‘Kapatılmış’ Maraş için şimdi gözler Nisan ayına çevrildi.
Avrupa İnsan Hakları Mahkemesi’nde “sorumlu sandalyesi”nde Türkiye oturuyor.
KKTC değil.
Ne Özersay’ı biliyorlar orada, ne de Akıncı’yı.
“KKTC”nin adı yok.
* * *
İşin aslı, sorumluluk gerçekten de Türkiye’de duruyor.
Maraş’ı kapatan da kuşatan da kontrol eden de Türkiye’nin asker ve sivil otoriteleridir.
Başkası değil!
* * *
KV Mediterranean Tours Ltd.’in davası sürüyor.
Örnek davalardan biri bu…
Dava çok!
Avrupa İnsan Hakları Mahkemesi önünde Maraş için bekletilen 280 dosya var.
* * *
“Mart 2019’dan sonra Türkiye hükümetinin görüş dosyalaması lazımdı” diyor Avukat Metin Hakkı… Avrupa mahkemesinde Kıbrıslı Rum mülk sahibini temsil eden Kıbrıslı Türk avukatlardan biri…
Türkiye hep “erteledi” görüş sunmayı…
İllaki zamana oynuyor.
Siz bakmayınız buradaki kimi siyasilerin “açılım” böbürlenmeleri ya da “yeni siyaset” avuntularına, işin aslı, dünya hukuk zemininde tam bir satranç oyunu sahneleniyor.
* * *
Peki Kıbrıslı Türkler bu oyunun neresindeler?
“Piyon” yerinde!
Yok gibiyiz.
Biz maalesef “federal bir çözümle dünyaya bağlanmayı” konuşmuyoruz artık.
Eğer çözüm yoksa “alt yönetim” olarak ya Türkiye’nin kuyruğundasın, ya da Kıbrıs Cumhuriyeti’nin…
Gerçek bu!
* * *
Garanti Anlaşması’nda çok açık bir madde var.
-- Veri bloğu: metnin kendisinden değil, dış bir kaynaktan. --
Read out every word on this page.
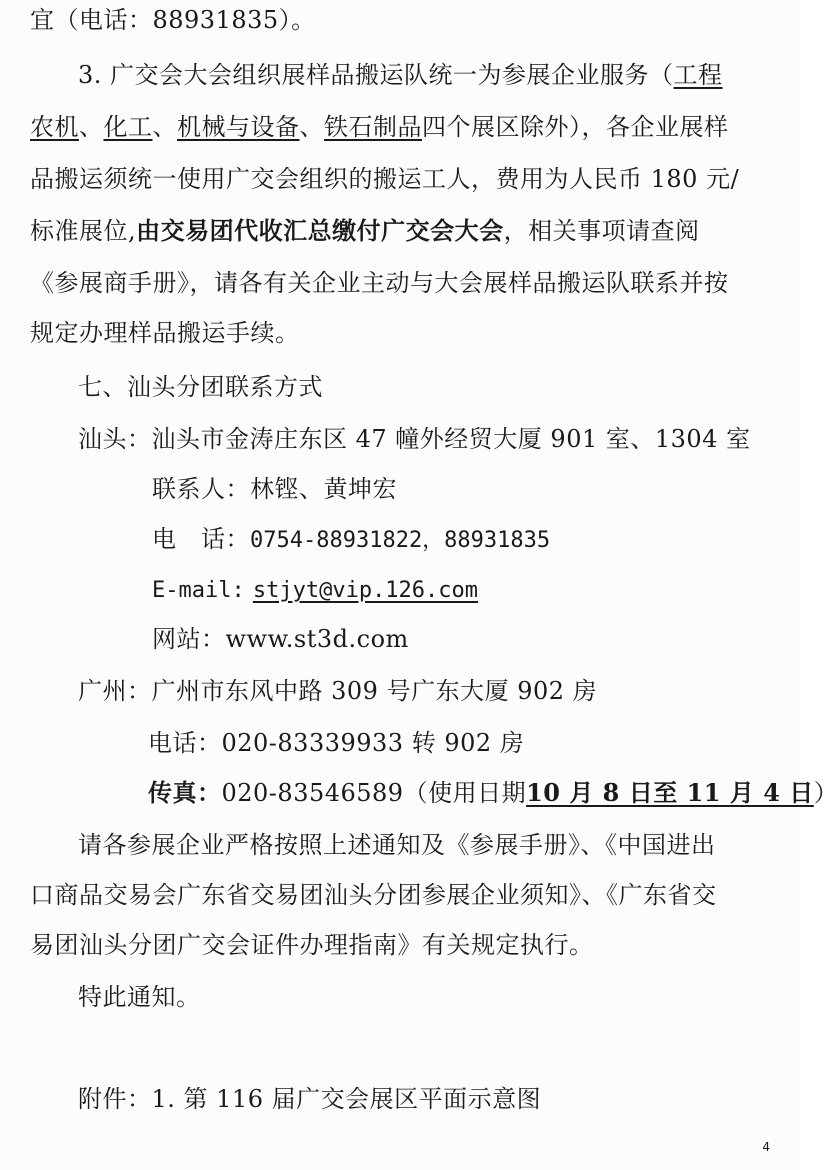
宜（电话：88931835）。
3. 广交会大会组织展样品搬运队统一为参展企业服务（工程
农机、化工、机械与设备、铁石制品四个展区除外），各企业展样
品搬运须统一使用广交会组织的搬运工人，费用为人民币 180 元/
标准展位,由交易团代收汇总缴付广交会大会，相关事项请查阅
《参展商手册》，请各有关企业主动与大会展样品搬运队联系并按
规定办理样品搬运手续。
七、汕头分团联系方式
汕头：汕头市金涛庄东区 47 幢外经贸大厦 901 室、1304 室
联系人：林铿、黄坤宏
电　话：0754-88931822，88931835
E-mail: stjyt@vip.126.com
网站：www.st3d.com
广州：广州市东风中路 309 号广东大厦 902 房
电话：020-83339933 转 902 房
传真：020-83546589（使用日期10 月 8 日至 11 月 4 日）
请各参展企业严格按照上述通知及《参展手册》、《中国进出
口商品交易会广东省交易团汕头分团参展企业须知》、《广东省交
易团汕头分团广交会证件办理指南》有关规定执行。
特此通知。
附件：1. 第 116 届广交会展区平面示意图
4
“Yunanistan, İngiltere ve Türkiye, Kıbrıs Cumhuriyeti’nin diğer herhangi bir devlet ile gerek birleşmesini, gerekse Ada’nın taksimini doğrudan doğruya veya dolaylı olarak gerçekleştirmeye yardım ve teşvik edici bir amacı olan tüm hareketleri kendi yetki ve ilgileri oranında önlemeyi üstlenirler.”
Oysa…
Türkiye de…
Yunanistan da…
İngiltere de bu maddeyi çiğniyor.
Adanın taksimini yani bölünmesini teşvik edecek ne kadar adım varsa, bırakınız önlemeyi, teşvik ediyorlar tam aksine…
* * *
Hani son dönemde bir “ilhak” tartışması var ya, aslında, haklı bir korkuyu besliyor.
Ama yanlış yerden…
Tüm bu aktörler Kıbrıs sorununun barışçıl çözümü için ikna edilemezse eğer…
Çözüm olmazsa…
Diplomasi başarılmazsa…
Asıl o zaman değil mi “adı konmamış” ilhak!